Alif the Unseen

G.Willow Wilson

Published by Corvus Books 30 August 2012

427pp, hardback, £12.99 

Reviewed by Lesley Bown

G. Willow Wilson has published graphic novels and an account of her conversion to Islam but Alif the Unseen is her first full length prose novel.

She takes fantasy story conventions and plays around with them, just a little.  Alif is the assumed name of a geeky young computer nerd, who spends his time holed up in his bedroom, coding and yearning for a girl who seems to have gone cold on him.  He hires his skills out to whoever will pay for them, has little time for his religion but has a deep dislike of the repressive regime of the unnamed Arab city where he lives. 

He has a few like-minded acquaintances and all of them live in fear of an entity they call the Hand – they have no idea whether it’s a person, an organization or a computer programme, but it tracks them constantly.  Alif of course is thrown into an adventure that takes him to the edge of his capacity for endurance, collecting around him a crew of stock characters (a feisty girl, a wise old man, an even geekier side-kick).

Throw into this mix Arab culture, Islam, ancient magic and modern computer skills and you have a story that is exciting but not particularly profound.  With passing references to Star Wars, Tolkien, Harry Potter and other sources, and a creative approach to explaining the technical aspects of computing, G. Willow Wilson keeps her tale just the right side of cliché.

The weakest aspect of the book is the depiction of the evil forces, both worldly and other-worldly.  They are described but not really evoked, and none of them will live in the memory like Gollum or Darth Vader.  This is puzzling because other magic creatures, whether forces for good or simply neutral, are brought to life quite convincingly.

During the course of his adventures Alif matures and moves from his prolonged self-centred adolescence into adulthood, and as with all fairy tales the more he is able to take responsibility for his actions and see beyond the surfaces of things, the better his chances of survival.  However this is not a novel of deep psychological insight, nor is it an analysis of Islam and the Arab world.  It’s a fantasy adventure story without a deeper purpose, or perhaps without the subtlety to convey a deeper purpose.

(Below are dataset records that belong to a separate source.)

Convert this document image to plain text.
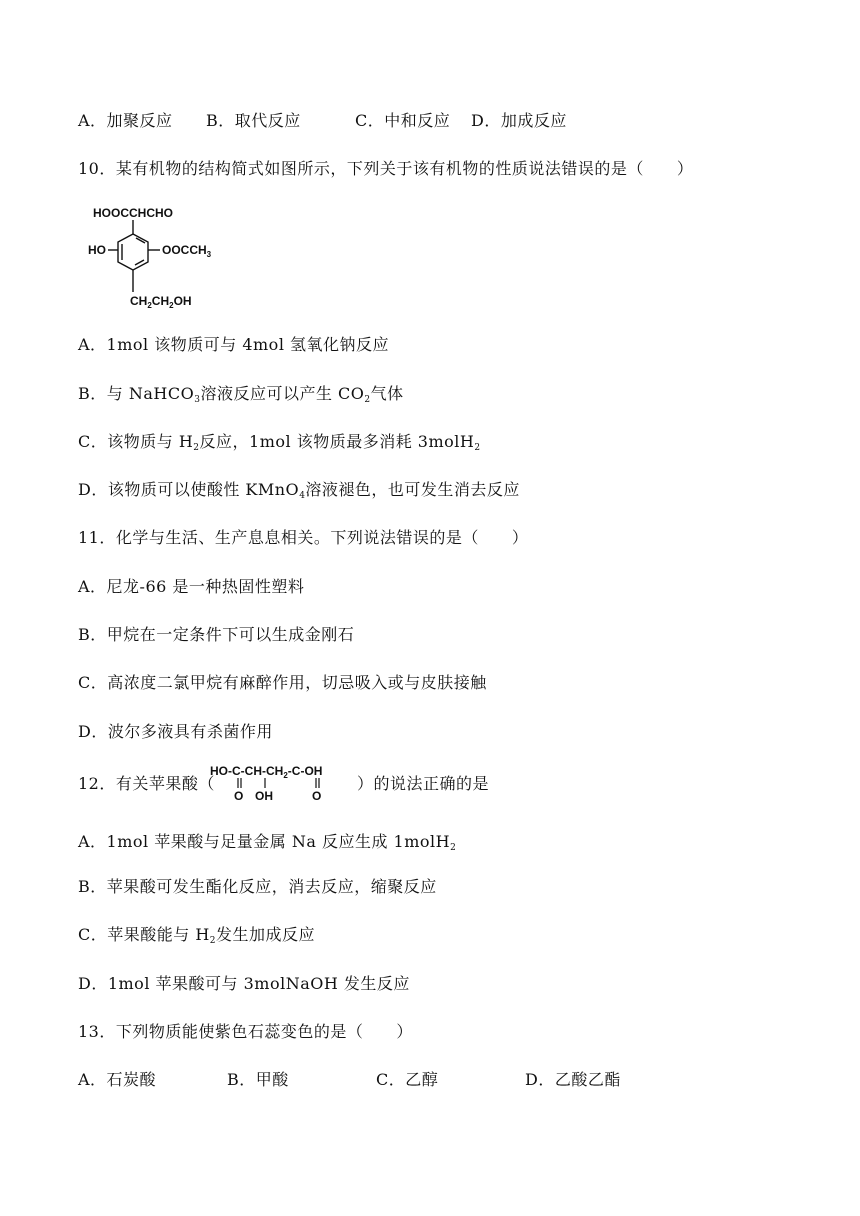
A．加聚反应 B．取代反应	C．中和反应 D．加成反应
10．某有机物的结构简式如图所示，下列关于该有机物的性质说法错误的是（　　）
HOOCCHCHO
HO	$OOCCH_3$
$CH_2CH_2OH$
A．1mol 该物质可与 4mol 氢氧化钠反应
B．与 NaHCO$_3$溶液反应可以产生 $CO_2$气体
C．该物质与 $H_2$反应，1mol 该物质最多消耗 3molH$_2$
D．该物质可以使酸性 KMnO$_4$溶液褪色，也可发生消去反应
11．化学与生活、生产息息相关。下列说法错误的是（　　）
A．尼龙-66 是一种热固性塑料
B．甲烷在一定条件下可以生成金刚石
C．高浓度二氯甲烷有麻醉作用，切忌吸入或与皮肤接触
D．波尔多液具有杀菌作用
12．有关苹果酸（
$HO-C-CH-CH_2-C-OH$
O OH	O
）的说法正确的是
A．1mol 苹果酸与足量金属 Na 反应生成 1molH$_2$
B．苹果酸可发生酯化反应，消去反应，缩聚反应
C．苹果酸能与 $H_2$发生加成反应
D．1mol 苹果酸可与 3molNaOH 发生反应
13．下列物质能使紫色石蕊变色的是（　　）
A．石炭酸	B．甲酸	C．乙醇	D．乙酸乙酯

As such it is heavy on plot.  The single strand narrative, which focuses entirely on Alif, is constructed on a simple ‘and then’ basis, with surprises, actions, and consequences tumbling one after the other.  Again there is not much depth.  Sometimes Alif makes good decisions, sometimes bad ones, sometimes he gets away with it, sometimes he doesn’t.  A plot like this needs a good final twist, one that sends the reader’s heart thumping before everything gets sorted out.  The twist is there, but somewhat underwritten.

While Alif the Unseen is readable and helps pass the time – on a beach or a journey say – everything about it could do with cranking up a gear or two.  The characters could be deeper, the plot more gripping, the underlying theme stronger and more coherent.  Words, after all, can say so much more than pictures.